I begin with the question of what is sex? I remember during most of my life being told that sex makes babies. I know that is actually true, but I read recently that given completely natural circumstances, only 12% of heterosexual sex will actually come to full term as a baby. That is assuming, of course, that there is actually a deposit of semen within the vaginal canal. Further, human women don't have heat cycles and can have sex any time they choose, even after their child bearing years have passed. More, humans are inventive, and as such we have developed many different sexual activities that wouldn't necessarily introduce semen into the vagina at all. Finally, we look at the existence of homosexuals, who engage in sexual behavior that could not possibly produce children
So, sex clearly isn't just about reproduction. If not, why do we have it? As if the question really needed to be asked. Obviously, sex is pleasurable. We enjoy it. Sex stimulates our senses, our minds, and our emotions. Sex is an art. It can be beautiful, it can be vulgar, it can be expanding, it can be intimate.
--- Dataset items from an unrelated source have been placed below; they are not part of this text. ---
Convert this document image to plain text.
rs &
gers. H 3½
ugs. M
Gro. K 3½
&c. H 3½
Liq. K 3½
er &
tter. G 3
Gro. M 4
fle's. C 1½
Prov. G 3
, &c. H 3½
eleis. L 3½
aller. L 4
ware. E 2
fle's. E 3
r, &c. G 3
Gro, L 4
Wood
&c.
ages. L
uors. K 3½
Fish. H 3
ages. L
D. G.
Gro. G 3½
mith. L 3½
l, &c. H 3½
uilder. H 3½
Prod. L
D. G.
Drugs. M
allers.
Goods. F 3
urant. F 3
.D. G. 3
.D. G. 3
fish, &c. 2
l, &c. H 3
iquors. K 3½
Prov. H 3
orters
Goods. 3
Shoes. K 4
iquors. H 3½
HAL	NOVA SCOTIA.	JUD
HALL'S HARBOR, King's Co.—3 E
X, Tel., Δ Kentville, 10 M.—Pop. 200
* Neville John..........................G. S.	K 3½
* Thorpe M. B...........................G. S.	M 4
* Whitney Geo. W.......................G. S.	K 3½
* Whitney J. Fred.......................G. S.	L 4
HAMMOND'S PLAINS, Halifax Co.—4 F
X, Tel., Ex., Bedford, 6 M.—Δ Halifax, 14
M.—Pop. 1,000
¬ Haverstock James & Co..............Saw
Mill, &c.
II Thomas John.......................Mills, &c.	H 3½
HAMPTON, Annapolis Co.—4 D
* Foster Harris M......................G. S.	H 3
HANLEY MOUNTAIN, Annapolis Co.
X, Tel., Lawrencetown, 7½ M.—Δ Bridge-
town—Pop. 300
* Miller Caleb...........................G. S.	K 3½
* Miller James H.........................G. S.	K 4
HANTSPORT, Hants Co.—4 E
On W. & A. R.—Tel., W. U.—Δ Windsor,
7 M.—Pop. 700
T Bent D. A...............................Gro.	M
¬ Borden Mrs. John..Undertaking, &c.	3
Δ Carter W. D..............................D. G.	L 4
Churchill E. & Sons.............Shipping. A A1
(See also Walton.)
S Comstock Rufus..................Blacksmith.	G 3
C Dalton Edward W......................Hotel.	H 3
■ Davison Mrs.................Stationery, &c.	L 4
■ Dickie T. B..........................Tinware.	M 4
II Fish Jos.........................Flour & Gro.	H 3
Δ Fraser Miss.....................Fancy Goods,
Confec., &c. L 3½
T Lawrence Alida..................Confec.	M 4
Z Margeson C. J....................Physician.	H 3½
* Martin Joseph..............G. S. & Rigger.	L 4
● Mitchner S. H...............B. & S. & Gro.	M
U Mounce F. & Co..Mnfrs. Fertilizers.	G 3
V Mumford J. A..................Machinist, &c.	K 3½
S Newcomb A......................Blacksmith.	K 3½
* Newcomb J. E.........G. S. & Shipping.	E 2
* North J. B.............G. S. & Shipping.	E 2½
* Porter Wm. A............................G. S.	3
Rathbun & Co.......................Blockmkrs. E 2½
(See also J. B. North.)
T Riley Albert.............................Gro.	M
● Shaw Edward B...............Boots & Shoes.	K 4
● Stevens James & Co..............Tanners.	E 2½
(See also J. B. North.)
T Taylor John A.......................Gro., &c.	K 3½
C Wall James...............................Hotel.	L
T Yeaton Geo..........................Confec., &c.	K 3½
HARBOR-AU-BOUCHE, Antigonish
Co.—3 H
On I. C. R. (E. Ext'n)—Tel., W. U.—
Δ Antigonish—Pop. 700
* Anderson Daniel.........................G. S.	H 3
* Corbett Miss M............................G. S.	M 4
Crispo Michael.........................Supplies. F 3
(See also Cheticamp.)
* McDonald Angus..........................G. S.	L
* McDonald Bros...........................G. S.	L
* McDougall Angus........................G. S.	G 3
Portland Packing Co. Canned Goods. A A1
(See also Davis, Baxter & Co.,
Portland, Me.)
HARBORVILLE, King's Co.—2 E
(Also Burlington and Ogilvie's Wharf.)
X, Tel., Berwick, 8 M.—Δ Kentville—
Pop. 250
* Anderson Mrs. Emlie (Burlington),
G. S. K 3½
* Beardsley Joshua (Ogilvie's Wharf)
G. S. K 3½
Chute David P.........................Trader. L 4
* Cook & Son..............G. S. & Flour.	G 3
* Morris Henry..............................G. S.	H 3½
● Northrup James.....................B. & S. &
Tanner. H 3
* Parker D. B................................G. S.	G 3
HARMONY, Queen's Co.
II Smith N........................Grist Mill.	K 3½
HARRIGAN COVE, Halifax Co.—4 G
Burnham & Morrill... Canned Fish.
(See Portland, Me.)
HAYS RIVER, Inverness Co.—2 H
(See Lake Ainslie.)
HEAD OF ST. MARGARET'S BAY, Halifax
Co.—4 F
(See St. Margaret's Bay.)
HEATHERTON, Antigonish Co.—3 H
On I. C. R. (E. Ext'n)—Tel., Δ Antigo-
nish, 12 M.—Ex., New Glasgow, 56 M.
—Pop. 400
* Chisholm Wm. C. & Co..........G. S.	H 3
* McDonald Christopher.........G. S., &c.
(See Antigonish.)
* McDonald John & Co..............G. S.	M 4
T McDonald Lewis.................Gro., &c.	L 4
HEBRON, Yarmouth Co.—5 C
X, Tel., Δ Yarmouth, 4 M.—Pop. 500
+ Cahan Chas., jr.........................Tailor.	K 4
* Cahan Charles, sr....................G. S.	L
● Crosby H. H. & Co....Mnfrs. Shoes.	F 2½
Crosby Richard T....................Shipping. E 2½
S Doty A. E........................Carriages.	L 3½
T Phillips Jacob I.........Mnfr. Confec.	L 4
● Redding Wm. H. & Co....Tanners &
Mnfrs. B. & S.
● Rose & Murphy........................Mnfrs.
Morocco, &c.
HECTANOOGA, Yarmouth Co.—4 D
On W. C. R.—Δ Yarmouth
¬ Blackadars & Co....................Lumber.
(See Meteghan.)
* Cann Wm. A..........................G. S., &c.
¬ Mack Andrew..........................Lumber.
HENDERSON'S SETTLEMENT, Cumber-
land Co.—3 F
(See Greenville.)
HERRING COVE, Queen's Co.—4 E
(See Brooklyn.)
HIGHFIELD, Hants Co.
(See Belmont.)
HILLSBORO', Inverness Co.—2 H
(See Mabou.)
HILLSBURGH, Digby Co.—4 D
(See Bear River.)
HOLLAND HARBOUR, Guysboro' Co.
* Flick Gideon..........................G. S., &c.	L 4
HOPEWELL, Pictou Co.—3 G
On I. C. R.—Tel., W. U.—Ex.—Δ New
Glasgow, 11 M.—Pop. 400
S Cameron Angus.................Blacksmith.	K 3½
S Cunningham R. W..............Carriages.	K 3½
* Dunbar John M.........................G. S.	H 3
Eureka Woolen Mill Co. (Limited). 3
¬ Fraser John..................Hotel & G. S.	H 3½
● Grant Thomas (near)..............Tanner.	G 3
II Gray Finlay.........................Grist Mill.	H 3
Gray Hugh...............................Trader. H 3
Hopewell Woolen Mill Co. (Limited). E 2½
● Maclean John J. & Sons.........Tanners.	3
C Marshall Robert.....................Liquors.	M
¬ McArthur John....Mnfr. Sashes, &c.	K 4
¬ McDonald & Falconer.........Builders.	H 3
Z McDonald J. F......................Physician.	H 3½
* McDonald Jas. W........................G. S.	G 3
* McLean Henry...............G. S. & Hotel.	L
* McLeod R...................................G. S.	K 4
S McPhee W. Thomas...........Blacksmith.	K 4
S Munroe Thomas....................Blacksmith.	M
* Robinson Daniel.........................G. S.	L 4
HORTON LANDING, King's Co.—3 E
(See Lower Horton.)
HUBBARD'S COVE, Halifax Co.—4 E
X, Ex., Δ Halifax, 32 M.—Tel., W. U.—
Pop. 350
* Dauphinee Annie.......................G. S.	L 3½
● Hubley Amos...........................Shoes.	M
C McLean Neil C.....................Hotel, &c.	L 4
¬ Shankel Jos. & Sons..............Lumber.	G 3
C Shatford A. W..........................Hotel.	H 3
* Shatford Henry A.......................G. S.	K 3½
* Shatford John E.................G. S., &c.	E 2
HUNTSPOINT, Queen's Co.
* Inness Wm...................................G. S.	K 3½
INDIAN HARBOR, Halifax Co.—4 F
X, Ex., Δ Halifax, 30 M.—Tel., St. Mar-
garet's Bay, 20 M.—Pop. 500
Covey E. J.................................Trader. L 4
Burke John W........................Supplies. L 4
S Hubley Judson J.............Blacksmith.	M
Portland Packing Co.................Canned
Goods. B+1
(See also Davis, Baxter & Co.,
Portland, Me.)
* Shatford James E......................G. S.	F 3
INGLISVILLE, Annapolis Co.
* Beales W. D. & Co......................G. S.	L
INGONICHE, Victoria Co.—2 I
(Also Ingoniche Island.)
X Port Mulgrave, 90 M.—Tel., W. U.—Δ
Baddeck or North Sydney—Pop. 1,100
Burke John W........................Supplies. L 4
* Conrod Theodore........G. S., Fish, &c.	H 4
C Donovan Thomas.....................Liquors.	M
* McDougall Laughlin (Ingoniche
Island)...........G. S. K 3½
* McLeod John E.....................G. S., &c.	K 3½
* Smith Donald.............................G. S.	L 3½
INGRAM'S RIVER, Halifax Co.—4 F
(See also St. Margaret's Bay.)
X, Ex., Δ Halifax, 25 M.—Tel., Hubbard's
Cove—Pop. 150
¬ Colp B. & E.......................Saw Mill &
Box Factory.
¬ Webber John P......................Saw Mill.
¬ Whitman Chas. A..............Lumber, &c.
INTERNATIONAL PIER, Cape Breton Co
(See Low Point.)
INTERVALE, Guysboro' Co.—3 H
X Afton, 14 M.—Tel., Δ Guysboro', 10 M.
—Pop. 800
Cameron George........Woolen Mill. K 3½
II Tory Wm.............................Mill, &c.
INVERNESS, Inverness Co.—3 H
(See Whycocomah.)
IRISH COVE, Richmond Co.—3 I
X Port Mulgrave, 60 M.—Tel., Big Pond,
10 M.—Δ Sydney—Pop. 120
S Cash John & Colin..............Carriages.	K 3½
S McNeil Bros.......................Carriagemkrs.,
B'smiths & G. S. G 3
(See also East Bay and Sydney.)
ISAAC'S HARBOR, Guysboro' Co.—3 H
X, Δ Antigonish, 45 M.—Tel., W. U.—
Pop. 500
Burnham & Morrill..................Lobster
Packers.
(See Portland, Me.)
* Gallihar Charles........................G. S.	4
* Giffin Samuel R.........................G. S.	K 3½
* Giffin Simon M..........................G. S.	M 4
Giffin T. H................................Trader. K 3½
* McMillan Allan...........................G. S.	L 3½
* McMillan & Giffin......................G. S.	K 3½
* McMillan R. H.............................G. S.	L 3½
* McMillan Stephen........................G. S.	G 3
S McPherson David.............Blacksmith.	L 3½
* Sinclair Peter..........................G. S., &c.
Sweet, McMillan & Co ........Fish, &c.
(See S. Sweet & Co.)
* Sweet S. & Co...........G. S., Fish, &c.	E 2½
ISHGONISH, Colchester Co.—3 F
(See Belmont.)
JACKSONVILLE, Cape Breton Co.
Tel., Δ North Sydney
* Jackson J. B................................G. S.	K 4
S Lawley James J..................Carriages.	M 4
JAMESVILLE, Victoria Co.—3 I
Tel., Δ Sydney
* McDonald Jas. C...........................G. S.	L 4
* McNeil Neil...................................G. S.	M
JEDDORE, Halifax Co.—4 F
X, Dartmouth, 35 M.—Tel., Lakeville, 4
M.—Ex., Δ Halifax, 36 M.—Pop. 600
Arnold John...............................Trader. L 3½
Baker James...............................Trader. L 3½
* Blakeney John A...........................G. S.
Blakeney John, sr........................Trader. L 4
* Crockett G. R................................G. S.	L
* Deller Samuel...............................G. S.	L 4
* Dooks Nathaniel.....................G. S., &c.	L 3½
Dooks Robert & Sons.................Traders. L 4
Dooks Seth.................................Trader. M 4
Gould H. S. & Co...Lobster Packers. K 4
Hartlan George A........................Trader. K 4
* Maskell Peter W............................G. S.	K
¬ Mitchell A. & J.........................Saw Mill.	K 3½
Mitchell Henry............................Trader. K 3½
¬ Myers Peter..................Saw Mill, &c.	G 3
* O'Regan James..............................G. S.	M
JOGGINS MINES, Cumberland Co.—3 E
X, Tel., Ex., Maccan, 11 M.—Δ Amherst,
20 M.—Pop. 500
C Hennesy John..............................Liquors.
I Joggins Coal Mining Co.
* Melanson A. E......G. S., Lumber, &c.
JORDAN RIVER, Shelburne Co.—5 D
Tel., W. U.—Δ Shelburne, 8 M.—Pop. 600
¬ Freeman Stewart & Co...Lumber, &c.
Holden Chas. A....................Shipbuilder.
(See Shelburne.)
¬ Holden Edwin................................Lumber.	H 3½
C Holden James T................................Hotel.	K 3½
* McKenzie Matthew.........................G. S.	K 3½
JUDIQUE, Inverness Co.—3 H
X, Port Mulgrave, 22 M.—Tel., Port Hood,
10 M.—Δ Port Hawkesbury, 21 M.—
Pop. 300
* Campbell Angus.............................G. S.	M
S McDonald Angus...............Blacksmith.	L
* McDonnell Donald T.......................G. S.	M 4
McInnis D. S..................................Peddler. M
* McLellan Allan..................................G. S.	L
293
Art begins with an internal experience, an individual perspective. The artist then expresses that experience, that thought and idea with their chosen medium. Through that medium, the artist touches another person and perhaps inspires them to do the same.
In sex, the experience is arousal, desire, love, or simply lust. Emotion gives way to the mental, and then to the physical. The medium is the other person, or people, involved. The contact, one to another, is direct because our bodies are the medium. And they are our tools. Certainly, there are other implements that can be used, for smaller detail, or broader strokes.
Yes, there is a science behind sex. And those who wish to be great artists must know and understand that science well. The details are important, and the science helps us understand those details. Sculptors must understand stone, painters paint and canvas, builders architecture, and sexual artists must understand the body. It is not to say that everyone has to be so dedicated to enjoy sex, simply that one reinforces the other. Art and science, science and art. Science leads to deeper understanding, art to deeper appreciation.
I consider myself an artist because I write. But I also consider myself a student of the art of sex. I am simply looking for someone who an appreciate my natural talent and my acquired knowledge. Someone who can help me hone both into skill.